Bloomberg is reporting that the Treasury Secretary is considering leaving his post after the debt ceiling debate is resolved. The deadline for that is August 2nd. After that, the government can’t pay its bills. That puts Geithner out the door sometime in the next few weeks. The striking thing about that the news is how many economic advisors have fled or left the Obama administration recently. Geithner like the others is citing personal reasons. His son wants to finish high school in New York. But you have to credit the weak economic condition for some of this, and Obama’s inability to do more to lower the unemployment rate. Bloomberg says Geithner’s exit would leave two top economic positions open. But it will really be three. The head of the Council of Economic Advisors, which is being vacated by Austin Goolsbee, the Treasury Secretary job and the head of the Consumer Financial Protection Agency.

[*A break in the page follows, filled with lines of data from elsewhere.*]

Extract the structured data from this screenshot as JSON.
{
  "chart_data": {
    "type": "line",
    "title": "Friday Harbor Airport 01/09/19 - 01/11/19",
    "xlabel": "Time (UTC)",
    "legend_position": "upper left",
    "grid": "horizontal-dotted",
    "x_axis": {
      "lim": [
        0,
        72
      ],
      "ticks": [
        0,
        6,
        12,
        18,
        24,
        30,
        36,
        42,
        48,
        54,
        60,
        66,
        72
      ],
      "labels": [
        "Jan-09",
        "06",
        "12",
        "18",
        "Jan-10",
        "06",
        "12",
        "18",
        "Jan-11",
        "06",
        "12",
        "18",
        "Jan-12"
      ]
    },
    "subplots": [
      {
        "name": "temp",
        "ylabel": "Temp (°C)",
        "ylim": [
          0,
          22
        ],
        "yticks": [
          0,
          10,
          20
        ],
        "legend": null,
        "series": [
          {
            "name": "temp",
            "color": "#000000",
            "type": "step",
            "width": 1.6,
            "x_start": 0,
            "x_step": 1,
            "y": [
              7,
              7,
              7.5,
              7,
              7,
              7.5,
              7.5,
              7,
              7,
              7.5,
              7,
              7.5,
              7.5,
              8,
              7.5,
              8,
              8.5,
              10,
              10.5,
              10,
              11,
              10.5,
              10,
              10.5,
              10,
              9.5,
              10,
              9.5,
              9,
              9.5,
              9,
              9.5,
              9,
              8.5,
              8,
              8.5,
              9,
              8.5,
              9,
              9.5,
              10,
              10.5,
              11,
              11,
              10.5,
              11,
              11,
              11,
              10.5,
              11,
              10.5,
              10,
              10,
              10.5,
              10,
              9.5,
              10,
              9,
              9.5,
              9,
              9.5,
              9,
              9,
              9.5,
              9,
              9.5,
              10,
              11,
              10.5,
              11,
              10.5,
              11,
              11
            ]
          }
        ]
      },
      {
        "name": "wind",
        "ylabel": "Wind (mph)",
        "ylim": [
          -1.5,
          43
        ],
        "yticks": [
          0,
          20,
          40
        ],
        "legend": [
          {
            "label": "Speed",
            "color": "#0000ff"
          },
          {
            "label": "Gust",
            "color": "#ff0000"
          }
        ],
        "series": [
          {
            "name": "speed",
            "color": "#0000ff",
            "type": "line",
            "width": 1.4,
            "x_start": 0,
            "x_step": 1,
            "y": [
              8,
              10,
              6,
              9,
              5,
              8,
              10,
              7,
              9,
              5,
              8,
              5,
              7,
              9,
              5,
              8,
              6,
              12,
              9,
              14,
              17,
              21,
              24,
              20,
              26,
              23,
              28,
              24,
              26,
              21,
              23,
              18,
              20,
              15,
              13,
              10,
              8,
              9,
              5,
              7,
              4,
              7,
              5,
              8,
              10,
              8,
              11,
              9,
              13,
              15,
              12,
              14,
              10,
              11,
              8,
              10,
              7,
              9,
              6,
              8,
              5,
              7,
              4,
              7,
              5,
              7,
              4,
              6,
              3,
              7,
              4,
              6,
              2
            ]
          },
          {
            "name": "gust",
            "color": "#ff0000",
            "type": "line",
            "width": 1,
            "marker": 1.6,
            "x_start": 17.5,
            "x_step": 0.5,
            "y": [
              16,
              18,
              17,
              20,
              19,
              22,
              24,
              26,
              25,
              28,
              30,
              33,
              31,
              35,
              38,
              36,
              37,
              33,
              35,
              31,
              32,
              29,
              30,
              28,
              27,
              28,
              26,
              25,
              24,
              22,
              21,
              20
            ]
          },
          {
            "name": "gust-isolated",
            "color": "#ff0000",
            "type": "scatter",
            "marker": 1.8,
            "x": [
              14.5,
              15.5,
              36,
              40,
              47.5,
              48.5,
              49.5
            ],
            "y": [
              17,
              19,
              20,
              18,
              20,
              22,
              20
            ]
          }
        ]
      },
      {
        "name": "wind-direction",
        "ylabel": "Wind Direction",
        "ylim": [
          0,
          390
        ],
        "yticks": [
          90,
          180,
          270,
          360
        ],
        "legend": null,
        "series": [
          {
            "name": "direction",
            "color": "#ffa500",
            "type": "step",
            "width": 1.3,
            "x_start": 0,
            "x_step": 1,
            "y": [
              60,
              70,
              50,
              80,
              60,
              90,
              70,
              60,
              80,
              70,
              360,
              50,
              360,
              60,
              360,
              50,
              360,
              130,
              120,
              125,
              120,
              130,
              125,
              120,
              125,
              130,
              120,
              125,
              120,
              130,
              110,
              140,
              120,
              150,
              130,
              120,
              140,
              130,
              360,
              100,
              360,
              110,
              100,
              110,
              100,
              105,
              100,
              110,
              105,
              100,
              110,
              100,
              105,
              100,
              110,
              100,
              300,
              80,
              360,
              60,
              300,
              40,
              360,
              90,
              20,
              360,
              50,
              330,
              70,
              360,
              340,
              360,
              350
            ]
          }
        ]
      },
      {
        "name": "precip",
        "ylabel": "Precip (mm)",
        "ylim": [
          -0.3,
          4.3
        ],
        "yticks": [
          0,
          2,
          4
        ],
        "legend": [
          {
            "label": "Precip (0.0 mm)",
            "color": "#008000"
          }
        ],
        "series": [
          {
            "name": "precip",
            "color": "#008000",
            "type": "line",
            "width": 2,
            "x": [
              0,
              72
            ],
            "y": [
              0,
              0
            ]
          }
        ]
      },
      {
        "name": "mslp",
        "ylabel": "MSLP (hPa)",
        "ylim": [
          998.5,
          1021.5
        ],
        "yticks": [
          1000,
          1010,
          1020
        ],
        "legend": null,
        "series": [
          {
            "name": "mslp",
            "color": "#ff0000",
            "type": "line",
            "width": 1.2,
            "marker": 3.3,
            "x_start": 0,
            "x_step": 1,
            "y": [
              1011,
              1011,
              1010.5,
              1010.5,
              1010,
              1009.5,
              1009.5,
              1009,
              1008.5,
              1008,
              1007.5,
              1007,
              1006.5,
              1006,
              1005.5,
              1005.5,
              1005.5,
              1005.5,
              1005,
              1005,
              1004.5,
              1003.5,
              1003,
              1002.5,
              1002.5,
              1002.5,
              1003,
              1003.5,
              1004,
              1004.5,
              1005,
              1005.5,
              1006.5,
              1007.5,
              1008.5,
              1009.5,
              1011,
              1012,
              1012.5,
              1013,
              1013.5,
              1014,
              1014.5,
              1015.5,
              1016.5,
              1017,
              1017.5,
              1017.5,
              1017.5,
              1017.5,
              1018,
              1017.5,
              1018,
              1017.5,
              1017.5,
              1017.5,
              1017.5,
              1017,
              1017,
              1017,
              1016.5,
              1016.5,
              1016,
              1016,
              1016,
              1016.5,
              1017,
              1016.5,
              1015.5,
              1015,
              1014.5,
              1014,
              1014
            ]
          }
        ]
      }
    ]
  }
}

(LIST: Barack Obama’s First 100 Days)
Geithner had a rocky start as the Treasury Secretary. He pushed for a program that allowed the government to work with private partnerships to buy up troubled assets. The programs got poor reception initially and never really amounted to much. The administration’s foreclosure mitigation plans also turned out to be mostly a bust. Then there was the bombshell of the AIG bonuses, which even if they weren’t Geither’s fault, his double talk on the matter made him look really bad.
But as financial crisis wore on, Geithner did seem to do a better job of managing things. Geithner’s even-tempered approach, much like Obama, seemed to pay off. And he was able to help push through a massive financial reform bill that while not perfect should be an improvement on what we have. Also, he probably was heavily involved in last year’s tax deal, which seems to have somewhat helped the economy. The auto bailout, at least in terms of jobs saved, did seem to work out. And TARP has mostly worked out. Geithner managed the exit from most of the big banks reasonably well. He probably should have pushed for more lending, and more restrictions on pay, but the government has not taken the hit on TARP that many thought it would. I don’t know if he has done an inspired job, but he clearly wasn’t as big a disaster as he originally looked he would be.
In my opinion, the problem the Obama administration has had from the beginning was that they didn’t push for a bigger stimulus. And that they couldn’t make the cause since then to do more. Don’t know if that is Geithner’s fault, though.
So who could replace Geithner? Gene Sperling, who is now the head of the National Economic Council is well positioned to take the job. He spent much of the first two and a half years of the administration as a special adviser in the Treasury Department. So he knows the job and knows the Obama administration well. Gary Gensler over at the Commodities Futures Trading Commission seems to be angling for a bigger job. And his former life on Wall Street might give confidence to the market. But the fact that he comes from Goldman might look bad. And it’s really not the confidence of the market that Obama lacks. It’s the confidence of Main Street. Another way to go would be for someone from the private sector. But so far Obama’s job czar CEO Jeffrey Immelt doesn’t seem to have come up with anything inspired so I’m not sure Obama’s experience with private sector appointees has been that good.